Sindirimi ve tedâvide kullanılması: K vitamini yağda eriyen bir vitamin olduğundan emilmesi için
safra ve pankreas özsuyuna ihtiyaç vardır. Yağ sindirimi bozulduğunda K vitamini sindirimi(emilimi)
bozulur. K vitamini kana şilomikronlarla girer ve karaciğere gelir. Burada bâzı pıhtılaşmaya sebep olan
maddelerin yapımını sağlar. K vitamini karaciğerde pek depolanmaz. Günlük ihtiyacın ne kadar olduğu
kat’î belli değildir. Karaciğeri sağlam kimselerde, K vitamini eksikliğine bağlı, protrombin (pıhtılaştırma
faktörünün bir cinsi) zamânın uzaması 1 mg K vitamini vermekle düzelir. Kanın pıhtılaşma gücünü
azaltan ve çok antibiyotik alanlarda kanama görülebilir ve bu durumda K vitamini vermek gerekir.

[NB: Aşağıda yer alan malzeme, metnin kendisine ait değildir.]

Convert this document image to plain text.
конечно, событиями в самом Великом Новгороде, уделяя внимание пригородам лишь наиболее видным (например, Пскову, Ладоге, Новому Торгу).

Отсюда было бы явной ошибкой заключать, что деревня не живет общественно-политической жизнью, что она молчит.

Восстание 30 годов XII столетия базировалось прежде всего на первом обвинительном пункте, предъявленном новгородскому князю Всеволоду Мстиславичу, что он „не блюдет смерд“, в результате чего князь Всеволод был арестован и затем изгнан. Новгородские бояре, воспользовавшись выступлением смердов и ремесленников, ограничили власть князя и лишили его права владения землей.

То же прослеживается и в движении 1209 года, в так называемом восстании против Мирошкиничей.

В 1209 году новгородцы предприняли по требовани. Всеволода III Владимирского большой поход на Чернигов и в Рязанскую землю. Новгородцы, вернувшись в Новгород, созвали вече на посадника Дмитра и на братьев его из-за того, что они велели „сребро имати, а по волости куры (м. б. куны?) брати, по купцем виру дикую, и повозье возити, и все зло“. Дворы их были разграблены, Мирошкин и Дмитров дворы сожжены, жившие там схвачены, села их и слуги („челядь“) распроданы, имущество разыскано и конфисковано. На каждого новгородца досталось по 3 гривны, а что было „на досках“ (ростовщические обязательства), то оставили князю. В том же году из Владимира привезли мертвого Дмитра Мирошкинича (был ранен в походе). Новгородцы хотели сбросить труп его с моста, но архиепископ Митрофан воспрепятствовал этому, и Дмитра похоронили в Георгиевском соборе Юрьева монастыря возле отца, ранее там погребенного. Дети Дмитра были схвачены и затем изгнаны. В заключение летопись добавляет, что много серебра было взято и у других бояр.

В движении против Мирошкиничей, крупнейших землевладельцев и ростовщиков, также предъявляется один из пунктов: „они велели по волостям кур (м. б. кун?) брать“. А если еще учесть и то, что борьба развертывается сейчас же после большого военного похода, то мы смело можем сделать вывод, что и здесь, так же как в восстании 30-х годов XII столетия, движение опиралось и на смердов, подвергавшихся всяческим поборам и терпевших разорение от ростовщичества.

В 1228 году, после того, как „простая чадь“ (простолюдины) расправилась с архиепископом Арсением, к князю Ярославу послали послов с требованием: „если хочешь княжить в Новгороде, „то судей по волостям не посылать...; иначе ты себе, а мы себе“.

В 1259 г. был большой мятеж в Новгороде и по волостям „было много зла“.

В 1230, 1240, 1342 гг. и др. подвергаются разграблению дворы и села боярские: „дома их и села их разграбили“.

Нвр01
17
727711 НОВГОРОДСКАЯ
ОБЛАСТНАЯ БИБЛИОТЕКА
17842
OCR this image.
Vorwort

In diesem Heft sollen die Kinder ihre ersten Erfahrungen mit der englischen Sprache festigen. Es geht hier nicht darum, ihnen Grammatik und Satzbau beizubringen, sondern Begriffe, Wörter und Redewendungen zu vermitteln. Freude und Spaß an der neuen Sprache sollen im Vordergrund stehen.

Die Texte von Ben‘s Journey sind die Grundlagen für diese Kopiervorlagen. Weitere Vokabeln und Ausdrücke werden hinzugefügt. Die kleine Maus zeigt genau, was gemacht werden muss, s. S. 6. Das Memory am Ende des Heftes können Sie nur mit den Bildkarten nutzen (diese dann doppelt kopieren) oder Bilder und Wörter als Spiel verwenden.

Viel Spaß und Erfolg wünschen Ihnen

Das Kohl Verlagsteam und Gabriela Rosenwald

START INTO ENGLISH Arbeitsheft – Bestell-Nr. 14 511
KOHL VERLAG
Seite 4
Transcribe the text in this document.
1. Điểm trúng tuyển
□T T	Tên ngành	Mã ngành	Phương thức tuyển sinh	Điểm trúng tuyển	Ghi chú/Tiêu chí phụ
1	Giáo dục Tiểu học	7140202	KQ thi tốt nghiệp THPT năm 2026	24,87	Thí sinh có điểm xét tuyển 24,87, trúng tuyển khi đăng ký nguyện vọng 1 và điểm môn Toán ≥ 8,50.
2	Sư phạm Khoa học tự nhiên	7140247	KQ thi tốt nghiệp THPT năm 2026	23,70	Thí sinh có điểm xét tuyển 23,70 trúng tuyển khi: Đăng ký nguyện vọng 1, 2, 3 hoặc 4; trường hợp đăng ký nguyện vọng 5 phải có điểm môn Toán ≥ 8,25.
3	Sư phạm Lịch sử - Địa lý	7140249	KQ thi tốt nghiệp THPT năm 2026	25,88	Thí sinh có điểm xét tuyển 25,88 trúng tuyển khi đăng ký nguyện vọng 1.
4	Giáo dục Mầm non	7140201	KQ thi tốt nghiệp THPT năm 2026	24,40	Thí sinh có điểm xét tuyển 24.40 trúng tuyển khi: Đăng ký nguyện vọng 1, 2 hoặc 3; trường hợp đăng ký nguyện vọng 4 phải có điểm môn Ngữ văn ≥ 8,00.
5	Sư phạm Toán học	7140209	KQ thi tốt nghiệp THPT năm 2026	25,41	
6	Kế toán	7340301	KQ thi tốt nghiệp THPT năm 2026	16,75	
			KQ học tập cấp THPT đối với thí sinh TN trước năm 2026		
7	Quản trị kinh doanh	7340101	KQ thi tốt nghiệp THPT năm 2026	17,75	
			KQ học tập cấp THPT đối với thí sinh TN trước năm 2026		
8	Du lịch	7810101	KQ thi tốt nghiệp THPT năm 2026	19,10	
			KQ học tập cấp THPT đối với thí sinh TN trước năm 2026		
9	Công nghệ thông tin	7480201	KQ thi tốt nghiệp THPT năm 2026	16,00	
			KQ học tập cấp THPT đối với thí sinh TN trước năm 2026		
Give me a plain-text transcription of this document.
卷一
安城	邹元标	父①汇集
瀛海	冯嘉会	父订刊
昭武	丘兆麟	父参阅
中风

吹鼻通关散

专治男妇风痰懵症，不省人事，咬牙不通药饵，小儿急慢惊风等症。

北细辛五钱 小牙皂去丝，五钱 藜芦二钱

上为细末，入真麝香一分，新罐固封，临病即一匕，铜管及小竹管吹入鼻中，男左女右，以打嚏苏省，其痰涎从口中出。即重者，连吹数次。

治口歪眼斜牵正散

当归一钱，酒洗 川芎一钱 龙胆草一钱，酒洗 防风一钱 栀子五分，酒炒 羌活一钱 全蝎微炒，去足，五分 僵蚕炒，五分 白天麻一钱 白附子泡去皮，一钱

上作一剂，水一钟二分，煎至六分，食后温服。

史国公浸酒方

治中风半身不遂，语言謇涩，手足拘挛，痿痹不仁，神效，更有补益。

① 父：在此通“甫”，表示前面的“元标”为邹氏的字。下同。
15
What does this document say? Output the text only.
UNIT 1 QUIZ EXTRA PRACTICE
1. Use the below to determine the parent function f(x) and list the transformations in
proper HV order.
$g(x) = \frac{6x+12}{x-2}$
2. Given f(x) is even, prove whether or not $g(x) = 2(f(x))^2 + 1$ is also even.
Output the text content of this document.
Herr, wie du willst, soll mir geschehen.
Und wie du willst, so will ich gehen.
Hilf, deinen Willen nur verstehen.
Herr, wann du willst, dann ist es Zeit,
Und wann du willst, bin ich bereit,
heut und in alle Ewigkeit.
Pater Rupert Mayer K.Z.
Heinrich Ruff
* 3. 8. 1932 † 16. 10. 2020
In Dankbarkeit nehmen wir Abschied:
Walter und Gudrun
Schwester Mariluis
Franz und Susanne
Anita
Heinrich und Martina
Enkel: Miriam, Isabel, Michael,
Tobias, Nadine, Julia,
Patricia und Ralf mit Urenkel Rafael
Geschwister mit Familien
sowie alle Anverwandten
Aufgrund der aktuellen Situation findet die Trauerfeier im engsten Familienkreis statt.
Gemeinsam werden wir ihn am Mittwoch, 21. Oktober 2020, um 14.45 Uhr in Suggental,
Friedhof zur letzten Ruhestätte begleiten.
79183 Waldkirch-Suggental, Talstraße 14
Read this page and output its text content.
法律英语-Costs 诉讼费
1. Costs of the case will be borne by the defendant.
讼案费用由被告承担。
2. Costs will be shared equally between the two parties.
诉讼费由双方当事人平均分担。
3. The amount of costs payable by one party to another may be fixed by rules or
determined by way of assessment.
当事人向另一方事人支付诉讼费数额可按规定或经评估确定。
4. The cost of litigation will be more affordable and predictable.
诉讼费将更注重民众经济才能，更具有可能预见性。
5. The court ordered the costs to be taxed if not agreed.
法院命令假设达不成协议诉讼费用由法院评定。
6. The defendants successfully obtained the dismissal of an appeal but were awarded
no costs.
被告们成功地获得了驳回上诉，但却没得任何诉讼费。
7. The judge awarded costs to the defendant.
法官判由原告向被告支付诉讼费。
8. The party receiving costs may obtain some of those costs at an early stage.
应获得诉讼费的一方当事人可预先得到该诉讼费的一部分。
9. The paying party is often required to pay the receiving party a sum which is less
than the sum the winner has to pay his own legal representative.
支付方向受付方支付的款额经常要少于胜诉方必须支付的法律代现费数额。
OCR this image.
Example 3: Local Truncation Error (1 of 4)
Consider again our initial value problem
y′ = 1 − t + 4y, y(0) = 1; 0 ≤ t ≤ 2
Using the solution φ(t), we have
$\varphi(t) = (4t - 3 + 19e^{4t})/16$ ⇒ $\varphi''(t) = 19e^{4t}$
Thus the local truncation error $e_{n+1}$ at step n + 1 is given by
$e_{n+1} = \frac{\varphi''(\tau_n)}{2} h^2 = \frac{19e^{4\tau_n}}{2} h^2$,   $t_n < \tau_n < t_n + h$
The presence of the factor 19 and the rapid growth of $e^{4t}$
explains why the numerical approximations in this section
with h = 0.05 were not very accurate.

Travmalı doğumlarda ve kanama belirtileri gösteren bebeklere K vitamini verilmektedir. Safra yolları
tıkanmaları, kronik pankreatit ve pankreas tümörü sebebiyle ameliyat olacaklara üç dört gün süreyle
günde 10-20 mg K1 vitamini verilir.
K vitamini kaynakları: K1 vitamini yeşil sebze ve tahıllardan sağlanır. K2 vitamini ise kalın barsakta
ürer. Bâzı besinlerin 100 gramındaki K vitamini; inek sütünde 3, peynirde 35, tereyağında 35,
yumurtada 10, karaciğerde 90, sığır etinde 15, buğdayda 15, ekmekte 4, sebzelerde 15-600, şeftalide
8, kahvede 38 mg bulunmaktadır. Pirinçte, mısır ve ayçiçeği yağında, çilekte, çayda yoktur.